A gust of rain and wind swept across the roof; lightning that made no sound bloomed around the edges of the curtains.
“Will you try to follow me?” Smiley said.
“No.”
“I know what you’re thinking.”
“No, you do not know what I’m thinking,” Clete said.
“We’re alike.”
“Time to beat feet, podjo.”
“We’re two of a kind. I like you. I want you to be my friend.”
“You’re getting weird on me, little mon. Are you hearing me? Hello, Mars.”
“Little mon?”
“Take it as a compliment.”
“I’ll be in touch. So will she.”
“Who is ‘she’?”
“Wonder Woman. She looks over me.”
Clete sat on the edge of the bed, his hands cupped on his knees. He stared at the floor. “I’ve really enjoyed this. But I’m going in the bathroom now.”
“You took care of an orphan boy.”
“You can’t win on the game you pitched last week,” Clete said.
Clete continued to gaze at the floor, his head bowed. He heard the door open and felt the rain rush inside, then heard the door close. He got up from the bed and looked through the curtains. The driveway was black and shiny and empty.
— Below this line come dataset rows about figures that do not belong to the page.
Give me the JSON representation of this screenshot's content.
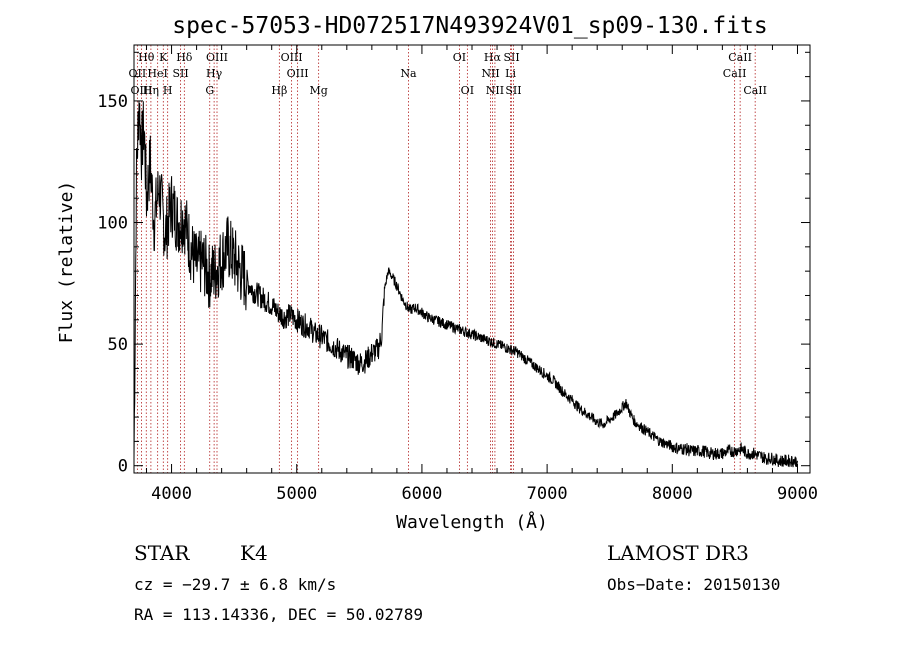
{
  "chart_data": {
    "type": "line",
    "title": "spec-57053-HD072517N493924V01_sp09-130.fits",
    "xlabel": "Wavelength (Å)",
    "ylabel": "Flux (relative)",
    "xlim": [
      3700,
      9100
    ],
    "ylim": [
      -3,
      173
    ],
    "xticks": [
      4000,
      5000,
      6000,
      7000,
      8000,
      9000
    ],
    "yticks": [
      0,
      50,
      100,
      150
    ],
    "series": [
      {
        "name": "spectrum",
        "x": [
          3700,
          3720,
          3740,
          3760,
          3780,
          3800,
          3830,
          3860,
          3900,
          3950,
          4000,
          4050,
          4100,
          4150,
          4200,
          4250,
          4300,
          4350,
          4400,
          4450,
          4500,
          4550,
          4600,
          4650,
          4700,
          4750,
          4800,
          4850,
          4900,
          4950,
          5000,
          5050,
          5100,
          5150,
          5200,
          5250,
          5300,
          5350,
          5400,
          5450,
          5500,
          5550,
          5600,
          5650,
          5680,
          5700,
          5730,
          5760,
          5800,
          5850,
          5900,
          5950,
          6000,
          6050,
          6100,
          6150,
          6200,
          6250,
          6300,
          6350,
          6400,
          6450,
          6500,
          6550,
          6600,
          6650,
          6700,
          6750,
          6800,
          6850,
          6900,
          6950,
          7000,
          7050,
          7100,
          7150,
          7200,
          7250,
          7300,
          7350,
          7400,
          7450,
          7500,
          7550,
          7600,
          7630,
          7660,
          7700,
          7750,
          7800,
          7850,
          7900,
          7950,
          8000,
          8050,
          8100,
          8150,
          8200,
          8250,
          8300,
          8350,
          8400,
          8450,
          8500,
          8550,
          8600,
          8650,
          8700,
          8750,
          8800,
          8850,
          8900,
          8950,
          9000
        ],
        "y": [
          3,
          120,
          150,
          130,
          140,
          110,
          125,
          100,
          115,
          95,
          108,
          100,
          102,
          90,
          82,
          84,
          78,
          80,
          85,
          90,
          85,
          80,
          76,
          72,
          70,
          68,
          66,
          63,
          61,
          62,
          60,
          58,
          57,
          54,
          53,
          51,
          49,
          47,
          45,
          44,
          42,
          43,
          46,
          48,
          54,
          72,
          80,
          78,
          74,
          68,
          64,
          65,
          63,
          61,
          60,
          59,
          58,
          57,
          56,
          55,
          54,
          53,
          52,
          51,
          50,
          49,
          48,
          47,
          45,
          43,
          41,
          39,
          37,
          35,
          32,
          29,
          27,
          24,
          22,
          20,
          18,
          17,
          19,
          21,
          24,
          26,
          22,
          18,
          16,
          14,
          12,
          10,
          9,
          8,
          7,
          7,
          6,
          6,
          6,
          5,
          5,
          5,
          6,
          6,
          7,
          5,
          5,
          4,
          3,
          3,
          2,
          2,
          2,
          2
        ]
      }
    ],
    "lines": [
      {
        "label": "Hθ",
        "w": 3798,
        "row": 1
      },
      {
        "label": "OII",
        "w": 3727,
        "row": 2
      },
      {
        "label": "OIII",
        "w": 3760,
        "row": 3
      },
      {
        "label": "K",
        "w": 3934,
        "row": 1
      },
      {
        "label": "H",
        "w": 3969,
        "row": 3
      },
      {
        "label": "HeI",
        "w": 3889,
        "row": 2
      },
      {
        "label": "Hη",
        "w": 3835,
        "row": 3
      },
      {
        "label": "SII",
        "w": 4072,
        "row": 2
      },
      {
        "label": "Hδ",
        "w": 4102,
        "row": 1
      },
      {
        "label": "OIII",
        "w": 4363,
        "row": 1
      },
      {
        "label": "Hγ",
        "w": 4340,
        "row": 2
      },
      {
        "label": "G",
        "w": 4305,
        "row": 3
      },
      {
        "label": "OIII",
        "w": 4959,
        "row": 1
      },
      {
        "label": "OIII",
        "w": 5007,
        "row": 2
      },
      {
        "label": "Hβ",
        "w": 4861,
        "row": 3
      },
      {
        "label": "Mg",
        "w": 5175,
        "row": 3
      },
      {
        "label": "Na",
        "w": 5893,
        "row": 2
      },
      {
        "label": "OI",
        "w": 6300,
        "row": 1
      },
      {
        "label": "OI",
        "w": 6363,
        "row": 3
      },
      {
        "label": "Hα",
        "w": 6563,
        "row": 1
      },
      {
        "label": "NII",
        "w": 6548,
        "row": 2
      },
      {
        "label": "NII",
        "w": 6583,
        "row": 3
      },
      {
        "label": "SII",
        "w": 6716,
        "row": 1
      },
      {
        "label": "Li",
        "w": 6708,
        "row": 2
      },
      {
        "label": "SII",
        "w": 6731,
        "row": 3
      },
      {
        "label": "CaII",
        "w": 8542,
        "row": 1
      },
      {
        "label": "CaII",
        "w": 8498,
        "row": 2
      },
      {
        "label": "CaII",
        "w": 8662,
        "row": 3
      }
    ]
  },
  "info": {
    "object_class": "STAR",
    "subclass": "K4",
    "survey": "LAMOST DR3",
    "redshift": "cz = −29.7 ± 6.8 km/s",
    "obs_date": "Obs−Date: 20150130",
    "coords": "RA = 113.14336, DEC =  50.02789"
  },
  "colors": {
    "axis": "#000000",
    "line": "#000000",
    "marker": "#b22222"
  }
}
He went into the bathroom and retrieved his snub-nose from the toilet bowl and washed it, then dried it and oiled it and put it into its holster and lay back down and stared at the ceiling and listened to rain pattering on the roof, his eyelids stitched to his forehead.
• • •
HE WAS AT my back door early the next morning. Alafair and I were at the breakfast table. This was an old routine with Clete. At sunset he would begin deconstructing the world and himself, then at sunrise be at my door, forlorn and stinking of rut and weed and beer sweat and in need of my absolution, as though I had any such power.
I pushed open the screen. “I don’t hear any sirens.”
He brushed past me. “That’s not funny. Hi, Alafair.”
“Hi, yourself, big guy,” she replied.
“About to take off for the set?”
“Not for a while,” she said.
Clete’s eyes were wandering all over the kitchen. Snuggs and Mon Tee Coon were eating out of their bowls on top of a newspaper, their muddy tracks strung behind them. “I was just passing by,” he said.
I grinned at him. “Tell me what you did.”